Within several of the rooms wall paintings remained, the designs in various colours; some divided by lines and bands into panels, others ornamented by a trellis-pattern, or powdering of fancy-coloured spots: besides a quantity of roofing, hypocaust, and building tiles; fragments of pottery, glass, and articles of personal and domestic use. On many of the tiles were the letters PPBR, LON, such as have been observed before to be worthy of notice, as ‘recording the fact of their having been made by the first cohort of the Britons stationed at Londinium’; others were scored with geometrical figures, or small squares worked with a diamond pattern.”
[APPENDIX III]
STRYPE ON ROMAN REMAINS
In the Appendix to his edition of Stow, 1720, Strype devotes a short chapter to the antiquities found in London, which I have thought of sufficient importance to be transcribed in full.
“There are preserved, either in public Repositories, or in more private Custody, many Antique Curiosities: Found chiefly in digging Foundations for the Building of London after the great Fire, and occasionally at other Times.

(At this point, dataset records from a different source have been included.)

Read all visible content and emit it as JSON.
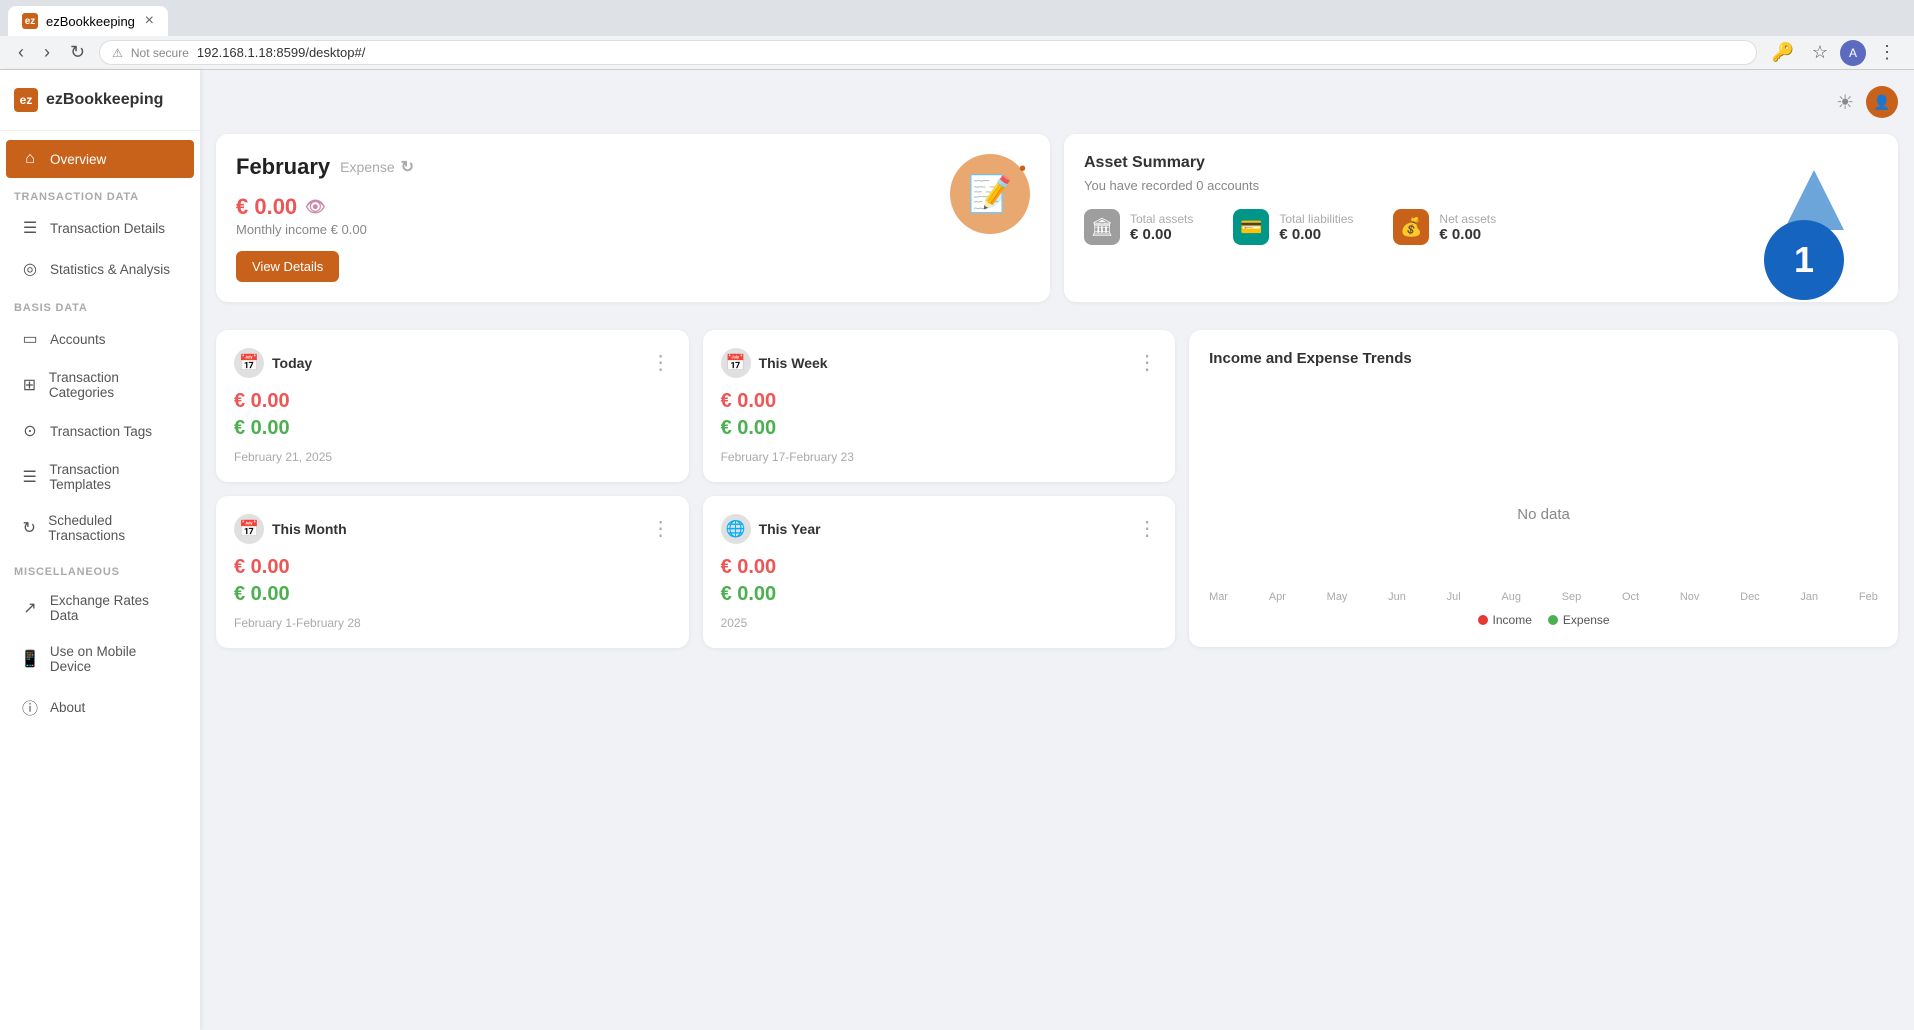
{
  "browser": {
    "tab_title": "ezBookkeeping",
    "tab_favicon": "ez",
    "address": "192.168.1.18:8599/desktop#/",
    "address_prefix": "Not secure"
  },
  "app": {
    "title": "ezBookkeeping",
    "logo_letter": "ez"
  },
  "sidebar": {
    "sections": [
      {
        "label": "",
        "items": [
          {
            "id": "overview",
            "label": "Overview",
            "icon": "⊞",
            "active": true
          }
        ]
      },
      {
        "label": "TRANSACTION DATA",
        "items": [
          {
            "id": "transaction-details",
            "label": "Transaction Details",
            "icon": "☰",
            "active": false
          },
          {
            "id": "statistics-analysis",
            "label": "Statistics & Analysis",
            "icon": "◎",
            "active": false
          }
        ]
      },
      {
        "label": "BASIS DATA",
        "items": [
          {
            "id": "accounts",
            "label": "Accounts",
            "icon": "▭",
            "active": false
          },
          {
            "id": "transaction-categories",
            "label": "Transaction Categories",
            "icon": "⊞",
            "active": false
          },
          {
            "id": "transaction-tags",
            "label": "Transaction Tags",
            "icon": "⊙",
            "active": false
          },
          {
            "id": "transaction-templates",
            "label": "Transaction Templates",
            "icon": "☰",
            "active": false
          },
          {
            "id": "scheduled-transactions",
            "label": "Scheduled Transactions",
            "icon": "🔁",
            "active": false
          }
        ]
      },
      {
        "label": "MISCELLANEOUS",
        "items": [
          {
            "id": "exchange-rates",
            "label": "Exchange Rates Data",
            "icon": "↗",
            "active": false
          },
          {
            "id": "mobile",
            "label": "Use on Mobile Device",
            "icon": "📱",
            "active": false
          },
          {
            "id": "about",
            "label": "About",
            "icon": "ⓘ",
            "active": false
          }
        ]
      }
    ]
  },
  "header": {
    "theme_icon": "☀",
    "avatar": "👤"
  },
  "feb_card": {
    "month": "February",
    "type": "Expense",
    "amount": "€ 0.00",
    "monthly_income_label": "Monthly income",
    "monthly_income": "€ 0.00",
    "btn_label": "View Details"
  },
  "asset_summary": {
    "title": "Asset Summary",
    "subtitle": "You have recorded 0 accounts",
    "total_assets_label": "Total assets",
    "total_assets": "€ 0.00",
    "total_liabilities_label": "Total liabilities",
    "total_liabilities": "€ 0.00",
    "net_assets_label": "Net assets",
    "net_assets": "€ 0.00"
  },
  "stat_cards": [
    {
      "id": "today",
      "title": "Today",
      "icon": "📅",
      "expense": "€ 0.00",
      "income": "€ 0.00",
      "date": "February 21, 2025"
    },
    {
      "id": "this-week",
      "title": "This Week",
      "icon": "📅",
      "expense": "€ 0.00",
      "income": "€ 0.00",
      "date": "February 17-February 23"
    },
    {
      "id": "this-month",
      "title": "This Month",
      "icon": "📅",
      "expense": "€ 0.00",
      "income": "€ 0.00",
      "date": "February 1-February 28"
    },
    {
      "id": "this-year",
      "title": "This Year",
      "icon": "🌐",
      "expense": "€ 0.00",
      "income": "€ 0.00",
      "date": "2025"
    }
  ],
  "trend_chart": {
    "title": "Income and Expense Trends",
    "no_data": "No data",
    "x_labels": [
      "Mar",
      "Apr",
      "May",
      "Jun",
      "Jul",
      "Aug",
      "Sep",
      "Oct",
      "Nov",
      "Dec",
      "Jan",
      "Feb"
    ],
    "legend_income": "Income",
    "legend_expense": "Expense"
  }
}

In the Repository of the Royal Society in Gresham College, there is a large Glass Urn, that holds about a Gallon; and hath a few Shivers of Bones in it: It was taken up since the Fire in Spittlefields. The Glass is somewhat thick, bellying out, and contracting towards the Mouth with a Lip.
But the Collections made by Dr. John Woodward, Professor of Physic in Gresham College, is by much the most considerable of any. For, besides an ancient marble Bust of Jupiter, a Marble Head with a Phrygian Tiara, a Grecian Basso-Relievo, a Votive Shield, exhibiting the Sacking of Rome by the Gauls; the Embossment of which is allowed by the greatest Judges to be the finest and most exquisite that all Antiquity hath left us: Several Icunculi of the Deities, both Egyptian and Roman: A considerable Variety of Amulets, Periapta, Phalli, Bullæ, Scarabæi: Gems with historical Sculpture, Heads, etc. graven upon them. Camei and Intaglias of Egyptian, Grecian, and Roman Work: Many Roman, Greek, Syrian, and other Medals: Roman Weights: A Roman Semi-Congius: Urns, Lachrymatories, and other Things, procured from Alexandria, Constantinople, Rome, etc. And besides, an ancient Roman Altar from the Picts Wall in Northumberland, with a considerable Inscription upon it: Several ancient Weapons of Brass, Thuribula, Pateræ, Urns, etc., found in the remoter Parts of this Kingdom, Cumberland, the Isle of Man, Yorkshire, Wiltshire, Gloucestershire, Northamptonshire, Devonshire, etc. He hath a vast Variety of ancient Instruments, Utensils, Vasa, and the like, that have been discovered in several Places in and about this City: In particular, several Vessels of religious Use, and employed in the Sacrifices, as for Example, Præfericula, Simpula, Pateræ, Thuribula, Labra, digged up; together with Horns, Teeth, and other Parts of the Beasts that were offered in Sacrifice; above twenty Sepulchral Urns of various Forms and Sizes: Likewise, Lanxes, Amphoræ, Crateres, Scyphi, Gutti, Pocula, Ollæ nummariæ clausæ; Parts of the Plasmata fictilia, in which the embossed Vasa were molded; and Lamps of various Sorts. The precedent Vessels are of Pot or Earth; several of them extremely fine, well baked, some curiously glazed, and the Colours very beautiful.
As to their Forms, they are universally very elegant and handsome. And indeed the Doctor, the Possessor of them, well observeth, that the Remains of these Works of the Romans shew them to have been a People of an exact Genius, good Fancy, and curious Contrivance.
’Tis observable also in this Collection, that the Things are fair, well preserved, and intire; which, considering the great Number and Diversity of them; how brittle Pots and Glasses are, and how liable to be defaced, injured, and dashed in Pieces, is the more extraordinary.
He hath likewise in his cabinet of Antiquities a Glass Urn, with a Cover; also a Scyphus; divers Ampullæ, Phialæ, and Lachrymatories of Glass, that are very fair and perfect. Then, there are several Pieces of British Money, coined both before and after the Descent of the Romans upon this Island. As also Roman Numismata, coined here: (Besides Saxon, Danish, and Norman Coins, which, as well as others, are very fair, and happily preserved). Likewise, Styles of Ivory, Bone, and Steel: Several Fibulæ, Aciculi, Bullæ, Claves, Armillae, Annuli, Beads of various Sorts; Aleæ, Tessaræ, Pectines, Calcaria, Spicula, Jacula. Likewise Tiles, Pieces of Lithostrata, or tessellated Pavements of Earth, Glass, Paste, Enamel, and gilded.